BANDUNG, TEROPONGMEDIA.ID — Setelah lebih dari tiga dekade menjadi ikon dapur dan wadah penyimpanan favorit keluarga Indonesia, Tupperware Indonesia resmi menghentikan operasionalnya sejak 31 Januari 2025. Kabar ini diumumkan langsung oleh pihak manajemen melalui akun Instagram resmi mereka, @tupperwareid, pada Jumat (11/4/2025).
“Dengan berat hati, kami mengumumkan bahwa Tupperware Indonesia secara resmi telah menghentikan operasional bisnisnya sejak 31 Januari 2025. Keputusan ini adalah bagian dari langkah global perusahaan,” tulis manajemen dalam unggahan tersebut.
Keputusan mundur ini tak lepas dari dilema finansial yang dihadapi perusahaan induknya di Amerika Serikat, yang sempat mengajukan pailit akibat terlilit utang mencapai USD 818 juta atau sekitar Rp13 triliun. Langkah restrukturisasi global pun diambil, termasuk menutup sejumlah pasar internasional – dan sayangnya, Indonesia menjadi salah satunya.
Sejarah
Bagi generasi 90-an dan awal 2000-an, Tupperware lebih dari sekadar tempat bekal. Ia adalah simbol prestise, kualitas, dan gaya hidup modern di tengah keluarga. Bahkan, saking berharganya, bercanda soal “hilangin Tupperware” bisa bikin anak-anak panik karena takut dimarahi ibu.
Dikenal dengan material plastik berkualitas tinggi dan desain inovatif seperti burping seal, Tupperware pertama kali hadir di Amerika pada tahun 1946, diciptakan oleh Earl Tupper, seorang ahli kimia.

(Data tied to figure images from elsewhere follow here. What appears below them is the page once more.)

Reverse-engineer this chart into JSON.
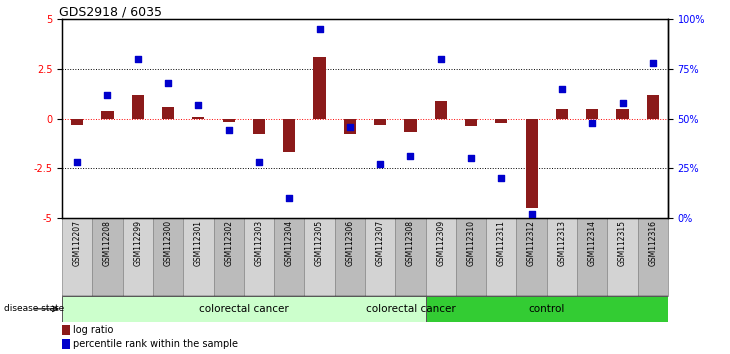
{
  "title": "GDS2918 / 6035",
  "samples": [
    "GSM112207",
    "GSM112208",
    "GSM112299",
    "GSM112300",
    "GSM112301",
    "GSM112302",
    "GSM112303",
    "GSM112304",
    "GSM112305",
    "GSM112306",
    "GSM112307",
    "GSM112308",
    "GSM112309",
    "GSM112310",
    "GSM112311",
    "GSM112312",
    "GSM112313",
    "GSM112314",
    "GSM112315",
    "GSM112316"
  ],
  "log_ratio": [
    -0.3,
    0.4,
    1.2,
    0.6,
    0.1,
    -0.15,
    -0.8,
    -1.7,
    3.1,
    -0.8,
    -0.3,
    -0.7,
    0.9,
    -0.35,
    -0.2,
    -4.5,
    0.5,
    0.5,
    0.5,
    1.2
  ],
  "percentile": [
    28,
    62,
    80,
    68,
    57,
    44,
    28,
    10,
    95,
    46,
    27,
    31,
    80,
    30,
    20,
    2,
    65,
    48,
    58,
    78
  ],
  "colorectal_cancer_count": 12,
  "control_count": 8,
  "bar_color": "#8B1A1A",
  "dot_color": "#0000CC",
  "ylim_left": [
    -5,
    5
  ],
  "ylim_right": [
    0,
    100
  ],
  "yticks_left": [
    -5,
    -2.5,
    0,
    2.5,
    5
  ],
  "yticks_right": [
    0,
    25,
    50,
    75,
    100
  ],
  "ytick_labels_right": [
    "0%",
    "25%",
    "50%",
    "75%",
    "100%"
  ],
  "cancer_color": "#CCFFCC",
  "control_color": "#33CC33",
  "tick_bg_light": "#D3D3D3",
  "tick_bg_dark": "#BBBBBB",
  "legend_bar_label": "log ratio",
  "legend_dot_label": "percentile rank within the sample",
  "disease_state_label": "disease state",
  "colorectal_label": "colorectal cancer",
  "control_label": "control"
}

Tapi bintang sesungguhnya yang membesarkan nama brand ini adalah Brownie Wise, sosok di balik strategi pemasaran jitu Tupperware Party.
Melalui konsep ini, para ibu rumah tangga diberdayakan untuk menjadi agen penjualan langsung, menghadirkan produk ke ruang-ruang tamu, sembari membangun koneksi sosial dan penghasilan tambahan. Strategi ini sukses besar, menjadikan Tupperware fenomena global yang bertahan puluhan tahun.
BACA JUGA:
Tergerus Zaman dan Kompetitor
Namun seiring berjalannya waktu, dunia berubah. Konsumen kini lebih memilih e-commerce dan produk lokal yang lebih murah namun tetap fungsional.
Penjualan langsung yang dulu menjadi kekuatan Tupperware mulai kehilangan daya saing. Bahkan, banyak wadah makanan di pasaran kini meniru desain Tupperware dengan harga yang jauh lebih terjangkau.
Ketatnya persaingan dan perubahan pola belanja ini memperlemah posisi Tupperware di banyak negara, termasuk Indonesia. Meski tetap punya tempat di hati sebagian masyarakat, terutama generasi ibu-ibu, Tupperware tak mampu bertahan di tengah tekanan pasar digital dan krisis keuangan global.
CEO Tupperware, Laurie Ann Goldman, menyebut perusahaan kini fokus pada transformasi digital dan pengurangan aset fisik agar tetap kompetitif di masa depan. Meski bisnisnya di Indonesia resmi tutup, warisan Tupperware akan selalu hidup di dapur-dapur keluarga yang pernah memilikinya.
Kini, tak akan ada lagi model terbaru yang muncul di katalog. Tapi cerita tentang bekal sekolah dalam wadah ungu atau biru itu, akan tetap membekas dalam kenangan. Tupperware mungkin pamit, tapi loyalitas konsumennya akan selalu abadi.